Fry, Catherine M., Sanders, Thomas A. B.
Proceedings of the Nutrition Society 2015 v.74 no.3 pp. 245-257
calcium, cholecalciferol, clothing, cohort studies, death, diet, ergocalciferol, fatty fish, inflammation, insulin secretion, meta-analysis, obesity, pigmentation, relative risk, solar radiation, summer, thrombosis, toxicity, vitamin status, winter, United Kingdom
This review summarises evidence for an association between vitamin D status and CVD and the mechanisms involved. Vitamin D₃ is predominantly provided by the action of UVB from sunlight on skin. Average UK diets supply 2–3 μg/d vitamin D but diets containing at least one portion of oily fish per week supply about 7 μg/d. Pharmacological doses of vitamin D₂ (bolus injection of 7500 μg or intakes >50 μg/d) result in a smaller increase in plasma 25(OH)D than those of D₃ but physiological doses 5–25 μg/d seem equivalent. Plasma 25(OH)D concentrations are also influenced by clothing, obesity and skin pigmentation. Up to 40 % of the population have plasma 25(OH)D concentrations <25 nmol/l in the winter compared with <10 % in the summer. The relative risk of CVD death is 1·41 (95 % CI 1·18, 1·68) greater in the lowest quintile of plasma 25(OH)D according to meta-analysis of prospective cohort studies.
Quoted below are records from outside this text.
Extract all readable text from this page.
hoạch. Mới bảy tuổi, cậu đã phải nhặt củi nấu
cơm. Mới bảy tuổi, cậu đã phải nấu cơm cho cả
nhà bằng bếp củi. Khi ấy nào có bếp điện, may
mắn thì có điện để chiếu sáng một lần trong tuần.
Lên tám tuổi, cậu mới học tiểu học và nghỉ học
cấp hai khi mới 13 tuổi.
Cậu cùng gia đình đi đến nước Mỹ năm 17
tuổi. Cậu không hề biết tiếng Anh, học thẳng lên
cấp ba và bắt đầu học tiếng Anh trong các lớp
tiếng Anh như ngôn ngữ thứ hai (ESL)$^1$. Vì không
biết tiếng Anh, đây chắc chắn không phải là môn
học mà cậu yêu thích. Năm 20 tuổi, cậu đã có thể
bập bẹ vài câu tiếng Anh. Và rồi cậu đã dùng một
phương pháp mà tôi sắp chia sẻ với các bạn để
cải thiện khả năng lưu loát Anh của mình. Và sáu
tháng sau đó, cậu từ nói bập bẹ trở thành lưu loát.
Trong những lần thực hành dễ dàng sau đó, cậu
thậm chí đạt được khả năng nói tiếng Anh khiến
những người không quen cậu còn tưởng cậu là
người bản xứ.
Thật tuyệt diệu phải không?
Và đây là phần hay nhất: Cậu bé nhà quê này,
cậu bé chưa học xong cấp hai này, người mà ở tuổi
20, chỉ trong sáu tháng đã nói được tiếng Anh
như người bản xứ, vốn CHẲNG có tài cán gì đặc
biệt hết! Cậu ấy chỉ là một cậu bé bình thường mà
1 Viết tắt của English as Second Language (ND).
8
Acute deficiency may inhibit insulin secretion and promote inflammation thus increasing the risk of plaque rupture and arterial thrombosis. Chronic insufficiency may increase arterial stiffness. There is no evidence to support claims of reduced CVD from existing trials with bone-related health outcomes where vitamin D was usually co-administered with calcium. Although several trials with cardiovascular endpoints are in progress, these are using pharmacological doses. In view of the potential toxicity of pharmacological doses, there remains a need for long-term trials of physiological doses of D₂ and D₃ with CVD incidence as the primary outcome.